Donald D. Jackson, psychiatre, pionnier des thérapies familiales, a souhaité prolonger ces recherches dans une optique plus thérapeutique en fondant, en 1959, le Mental Research Institute (MRI) à Palo Alto. Aux premiers collaborateurs, Jules Riskin et Virginia Satir, se sont ensuite joints tous les participants du « projet Bateson».

En observant les résultats des thérapies, Jackson et son équipe ont constaté que certaines situations évoluaient rapidement, les patients se montrant capables de faire des changements importants, alors que d’autres situations semblaient rester dans l’impasse. Ils se sont donc questionnés sur ce qui, dans le processus thérapeutique, favorisait le changement.

Leurs observations et leurs réflexions étaient aussi fortement influencées par leur collaboration avec Milton H. Erickson, psychiatre particulièrement inventif qui obtenait des résultats spectaculaires et qui a profondément transformé la pratique de la thérapie et de l’hypnose.

À partir de 1967 quelques chercheurs du MRI (Richard Fisch, psychiatre, Paul Watzlawick, philosophe et psychologue, John Weakland, anthropologue et Arthur Bodin, psychologue) fondent, au sein du M.R.I., un Centre de Thérapie Brève. Ils mettent ainsi en place un cadre de recherche rigoureux de façon à trouver les techniques les plus efficaces pour produire le changement souhaité le plus rapidement possible. Leur objectif était essentiellement pragmatique : identifier le problème du patient ou de la famille et rechercher la plus petite intervention thérapeutique permettant de le résoudre.

Les résultats de cette recherche ont permis l’élaboration des principes fondamentaux de la Thérapie Brève de Palo Alto.

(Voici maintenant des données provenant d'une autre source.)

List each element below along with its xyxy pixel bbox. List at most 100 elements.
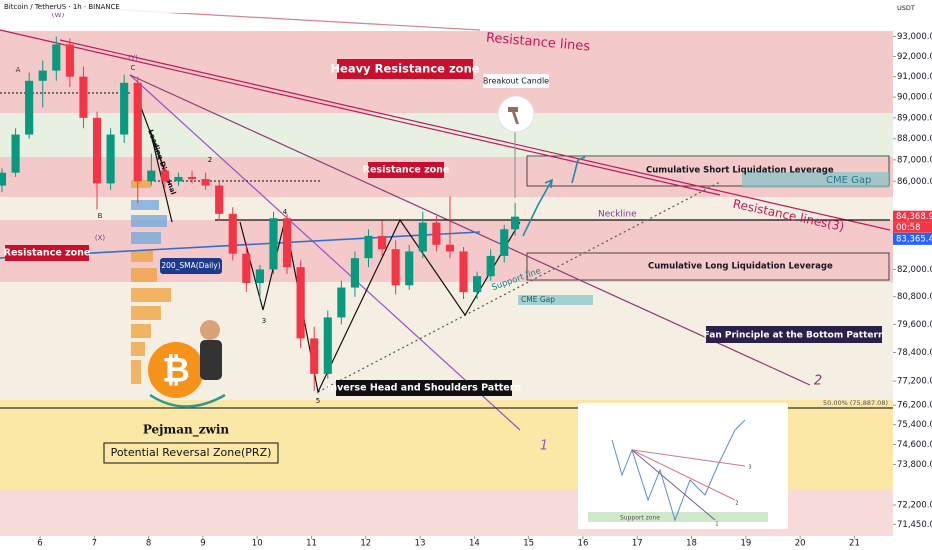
volume-bar [131, 342, 145, 356]
cme-gap-box [742, 172, 889, 188]
wave-label: 4 [283, 208, 288, 216]
annotation: Resistance zone [363, 165, 450, 176]
candle-body [92, 117, 102, 184]
y-tick-label: 78,400.00 [897, 348, 932, 358]
price-marker [893, 232, 932, 245]
label-box [5, 245, 89, 261]
x-tick-label: 18 [686, 539, 697, 549]
y-tick-label: 80,800.00 [897, 292, 932, 302]
x-tick-label: 13 [415, 539, 426, 549]
x-tick-label: 14 [469, 539, 480, 549]
x-tick-label: 11 [306, 539, 317, 549]
x-tick-label: 9 [200, 539, 205, 549]
x-tick-label: 17 [632, 539, 643, 549]
candle-body [174, 176, 183, 182]
avatar-head [200, 320, 220, 340]
price-marker-label: 84,368.94 [896, 212, 932, 222]
wave-label: 1 [540, 439, 548, 454]
annotation: Fan Principle at the Bottom Pattern [704, 331, 885, 341]
candle-body [120, 82, 129, 135]
y-tick-label: 87,000.00 [897, 155, 932, 165]
inset-panel [578, 403, 788, 529]
annotation: Pejman_zwin [143, 423, 230, 438]
inset-line [631, 449, 736, 501]
candle-body [337, 287, 346, 318]
candle-body [323, 317, 332, 374]
wave-label: C [131, 64, 136, 72]
x-tick-label: 12 [360, 539, 371, 549]
x-tick-label: 6 [37, 539, 42, 549]
candle-body [282, 218, 292, 268]
y-tick-label: 73,800.00 [897, 460, 932, 470]
fan-line [129, 74, 521, 431]
candle-body [378, 235, 387, 250]
volume-profile [131, 180, 171, 384]
volume-bar [131, 250, 153, 262]
candle-body [215, 185, 224, 214]
x-tick-label: 10 [252, 539, 263, 549]
candle-body [201, 179, 210, 186]
candle-body [11, 134, 20, 173]
candles [0, 36, 520, 391]
y-tick-label: 92,000.00 [897, 52, 932, 62]
candle-body [160, 170, 169, 182]
candle-body [52, 44, 61, 71]
label-box [336, 380, 512, 396]
annotation: Resistance zone [4, 248, 91, 259]
volume-bar [131, 288, 171, 302]
fan-line [129, 74, 811, 386]
header-bg [0, 0, 190, 13]
wave-label: 3 [748, 465, 751, 471]
wave-label: 1 [715, 522, 718, 528]
price-marker-label: 83,365.40 [896, 234, 932, 244]
price-axis [893, 0, 932, 550]
candle-body [432, 222, 441, 245]
candle-body [445, 244, 455, 252]
inset-line [631, 449, 716, 521]
wave-label: (Y) [128, 54, 138, 62]
y-tick-label: 75,400.00 [897, 420, 932, 430]
hammer-shape [508, 107, 519, 124]
y-tick-label: 79,600.00 [897, 320, 932, 330]
countdown: 00:58 [896, 223, 921, 233]
label-box [368, 162, 444, 178]
y-tick-label: 82,000.00 [897, 265, 932, 275]
wave-label: 2 [208, 156, 212, 164]
wave-label: 5 [316, 397, 320, 405]
candle-body [486, 255, 495, 277]
inset-zone [588, 512, 768, 522]
btc-symbol: ₿ [162, 351, 190, 391]
annotation: Neckline [598, 210, 637, 220]
arrow-head [544, 178, 553, 189]
resistance-line [59, 39, 891, 231]
annotation: Cumulative Short Liquidation Leverage [646, 166, 834, 176]
y-tick-label: 76,200.00 [897, 401, 932, 411]
annotation: 50.00% (75,887.08) [823, 399, 888, 407]
candle-body [310, 338, 319, 374]
candle-body [418, 222, 427, 252]
support-line [317, 181, 721, 393]
annotation: Support zone [620, 515, 660, 522]
candle-body [296, 267, 305, 339]
y-tick-label: 89,000.00 [897, 113, 932, 123]
arrow [522, 179, 553, 237]
label-box [483, 74, 549, 88]
volume-bar [131, 306, 161, 320]
wave-label: (W) [52, 11, 65, 19]
wave-label: 3 [262, 317, 266, 325]
btc-logo [148, 342, 204, 398]
candle-body [0, 172, 7, 186]
y-tick-label: 77,200.00 [897, 377, 932, 387]
candle-body [269, 218, 278, 270]
inset-line [631, 449, 746, 467]
annotation: 200_SMA(Daily) [161, 261, 220, 270]
long-liq-box [526, 252, 890, 281]
volume-bar [131, 360, 141, 384]
volume-bar [131, 268, 157, 282]
cme-gap-box [518, 295, 593, 305]
candle-body [459, 251, 468, 293]
y-tick-label: 90,000.00 [897, 93, 932, 103]
volume-bar [131, 200, 159, 210]
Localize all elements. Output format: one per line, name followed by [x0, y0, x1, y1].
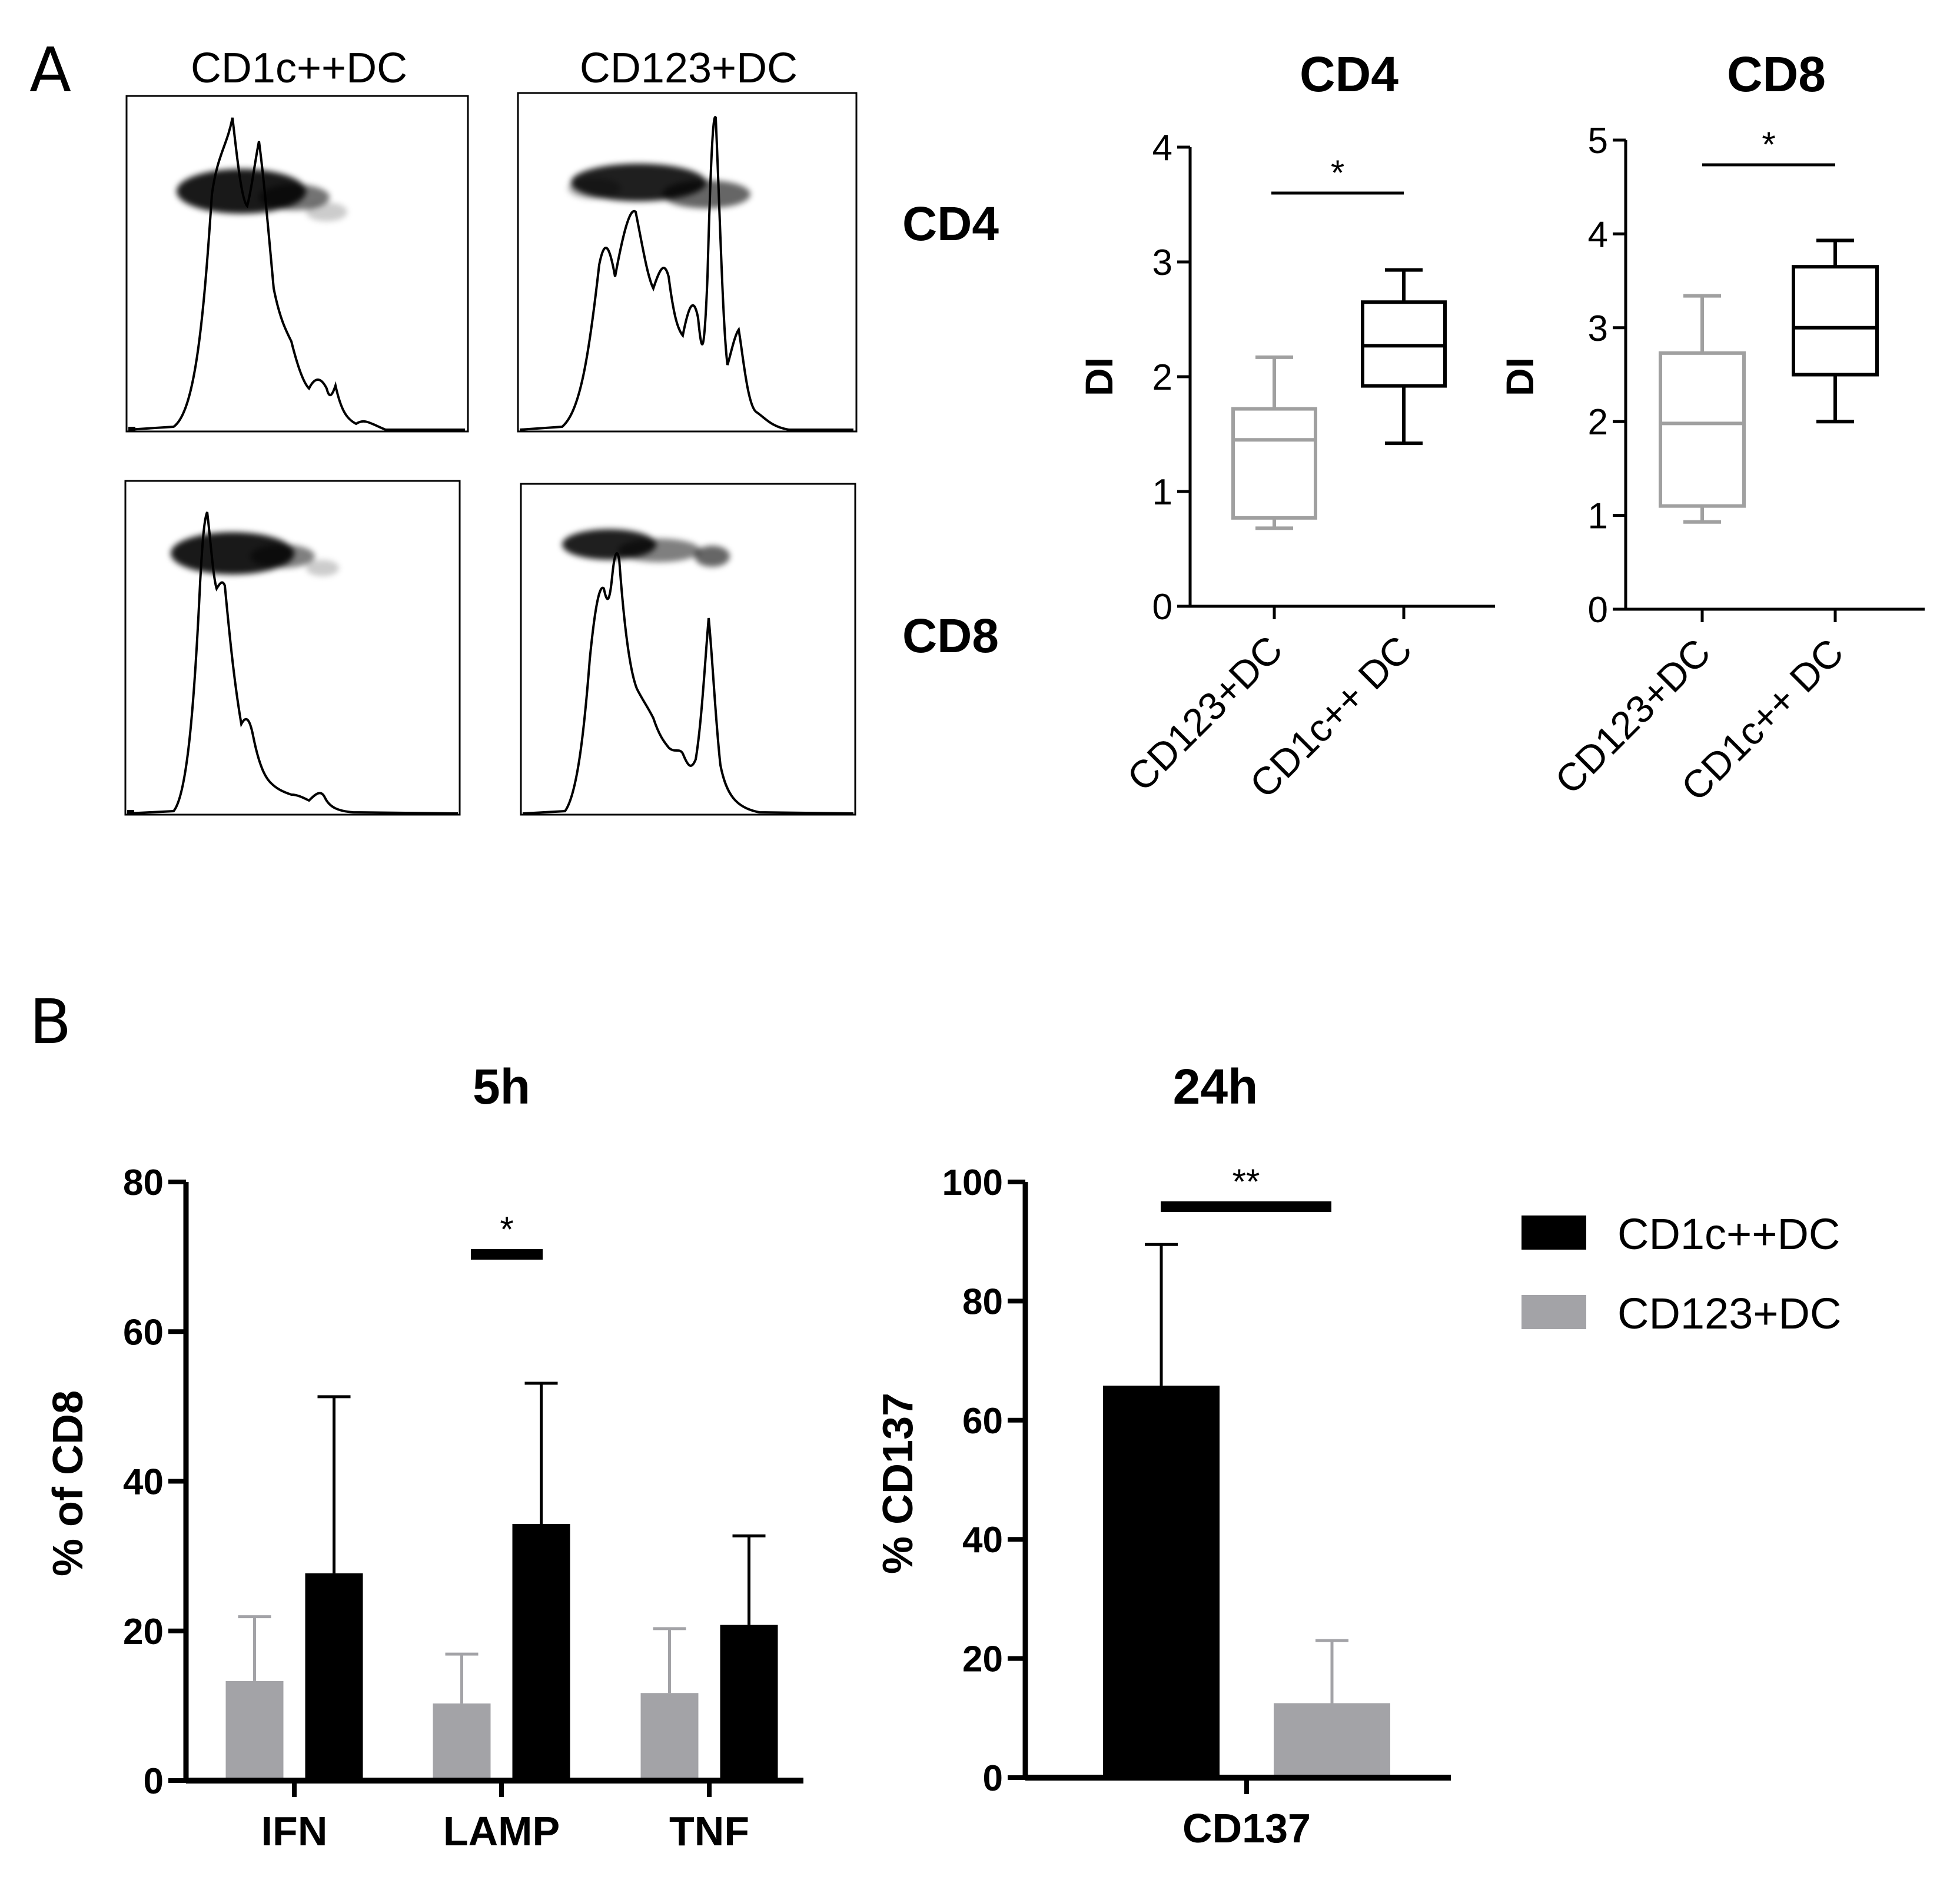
x-category-label: CD137	[1182, 1805, 1311, 1851]
y-tick-label: 4	[1152, 128, 1172, 168]
flow-col-title-2: CD123+DC	[580, 45, 798, 92]
y-tick-label: 0	[983, 1758, 1003, 1799]
y-tick-label: 0	[144, 1761, 164, 1802]
significance-label: **	[1233, 1162, 1260, 1201]
bar	[305, 1573, 363, 1781]
y-axis-label: DI	[1077, 357, 1121, 396]
x-category-label: LAMP	[443, 1808, 560, 1854]
y-tick-label: 2	[1152, 357, 1172, 398]
legend-label-cd123: CD123+DC	[1617, 1289, 1841, 1338]
y-tick-label: 20	[123, 1612, 164, 1652]
chart-title: 5h	[473, 1059, 530, 1114]
bar	[640, 1693, 699, 1781]
y-tick-label: 40	[962, 1520, 1003, 1560]
histogram-curve	[128, 117, 465, 431]
dot-cloud	[562, 529, 730, 567]
panel-a-letter: A	[29, 34, 71, 106]
y-tick-label: 0	[1152, 587, 1172, 627]
y-tick-label: 100	[942, 1163, 1003, 1203]
y-tick-label: 3	[1152, 243, 1172, 283]
dot-cloud	[171, 532, 339, 576]
significance-label: *	[1762, 125, 1775, 164]
axis-marker	[128, 427, 135, 431]
legend-swatch-cd123	[1522, 1295, 1586, 1329]
y-tick-label: 4	[1588, 214, 1608, 255]
flow-histogram-cd123-cd8	[520, 483, 856, 816]
dot-cloud	[568, 164, 750, 208]
y-tick-label: 80	[123, 1163, 164, 1203]
box	[1659, 351, 1746, 508]
y-tick-label: 5	[1588, 121, 1608, 161]
y-tick-label: 3	[1588, 308, 1608, 349]
barchart-24h: 24h 0 20 40 60 80 100 % CD137 CD137 **	[875, 1059, 1451, 1851]
flow-histogram-cd1c-cd4	[125, 95, 469, 433]
bar	[1103, 1386, 1220, 1778]
y-tick-label: 20	[962, 1639, 1003, 1680]
flow-row-label-cd4: CD4	[902, 197, 999, 251]
flow-histogram-cd1c-cd8	[124, 480, 461, 816]
chart-title: 24h	[1173, 1059, 1258, 1114]
box	[1792, 265, 1879, 377]
significance-label: *	[500, 1210, 513, 1249]
axis-marker	[127, 810, 134, 815]
y-tick-label: 60	[123, 1312, 164, 1353]
histogram-curve	[519, 115, 853, 431]
y-tick-label: 2	[1588, 402, 1608, 443]
bar	[433, 1703, 491, 1781]
y-axis-label: % CD137	[875, 1393, 922, 1574]
legend-swatch-cd1c	[1522, 1215, 1586, 1250]
histogram-curve	[522, 552, 854, 815]
y-tick-label: 60	[962, 1401, 1003, 1442]
y-tick-label: 40	[123, 1462, 164, 1503]
flow-row-label-cd8: CD8	[902, 609, 999, 663]
x-category-label: TNF	[669, 1808, 749, 1854]
x-category-label: IFN	[261, 1808, 328, 1854]
legend-label-cd1c: CD1c++DC	[1617, 1210, 1840, 1258]
chart-title: CD8	[1727, 47, 1826, 102]
bar	[720, 1625, 778, 1781]
significance-label: *	[1331, 153, 1344, 192]
legend: CD1c++DC CD123+DC	[1522, 1210, 1841, 1338]
bar	[512, 1523, 570, 1781]
flow-col-title-1: CD1c++DC	[191, 45, 407, 92]
box	[1231, 407, 1317, 520]
bar	[1274, 1703, 1390, 1778]
y-tick-label: 0	[1588, 590, 1608, 630]
y-tick-label: 1	[1588, 496, 1608, 537]
bar	[225, 1681, 284, 1781]
panel-b-letter: B	[29, 986, 71, 1058]
chart-title: CD4	[1300, 47, 1398, 102]
y-axis-label: % of CD8	[45, 1390, 92, 1576]
flow-histogram-cd123-cd4	[517, 92, 858, 433]
barchart-5h: 5h 0 20 40 60 80 % of CD8 IFN LAMP TNF *	[45, 1059, 803, 1854]
y-axis-label: DI	[1498, 357, 1542, 396]
histogram-curve	[127, 512, 459, 815]
y-tick-label: 80	[962, 1281, 1003, 1322]
y-tick-label: 1	[1152, 472, 1172, 513]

Les principes en quelques mots.

Cette thérapie est qualifiée de brève, bien que, en dehors du cadre particulier de la recherche, il n’y ait pas de nombre de séances prédéfini. Le thérapeute cherche cependant à aider à résoudre le problème le plus rapidement possible. A noter que dans cette présentation, nous conservons le terme thérapeute utilisé à l’origine, bien que l’intervenant ne soit pas toujours thérapeute puisque cette méthode s’applique de la même façon dans d’autres champs que celui de la thérapie (travail social, coaching, formation etc.).

Dans un premier temps, lorsqu’il est sollicité, le thérapeute va rechercher la personne qui est la plus motivée pour un changement, celle qui est prête à agir pour résoudre le problème.
Il s’agit le plus souvent de celui qui a le problème, qui souffre de son propre comportement, mais il peut aussi s’agir de quelqu’un qui souffre du problème que lui pose une personne de son entourage (par exemple des parents qui ont des difficultés avec un adolescent, une personne avec son partenaire, un manager avec son collaborateur). De ce fait, et aussi pour se démarquer de tout conception pathologisante, les chercheurs de Palo Alto ont préféré parler de client plutôt que de patient.

Le thérapeute ne pose pas de diagnostic, ne porte pas de jugement, ne propose pas de solution. Seul le client peut dire ce qui lui pose problème, ce qu’il souhaite changer.
Ainsi, tout au long des entretiens, le thérapeute questionne soigneusement le client pour l’aider à formuler clairement et concrètement son problème en termes de comportements qui le font souffrir dans le présent, sans se référer à des diagnostics. Il prend particulièrement en compte les aspects relationnels (c’est-à-dire les messages échangés entre le client et son entourage ainsi que les messages qu’il s’adresse à lui-même).
Il aide aussi le client à fixer un objectif précis et réaliste. Enfin, il le questionne sur tout ce qu’il a déjà tenté vainement de faire pour résoudre son problème, soulager sa souffrance : ses tentatives de solution. La plupart du temps, lorsque les gens viennent demander de l’aide, ils ont déjà fait de multiples tentatives pour résoudre leur problème, qui, même si elles apparaissent différentes, reviennent toutes à un même thème, c’est-à-dire à adresser un même message.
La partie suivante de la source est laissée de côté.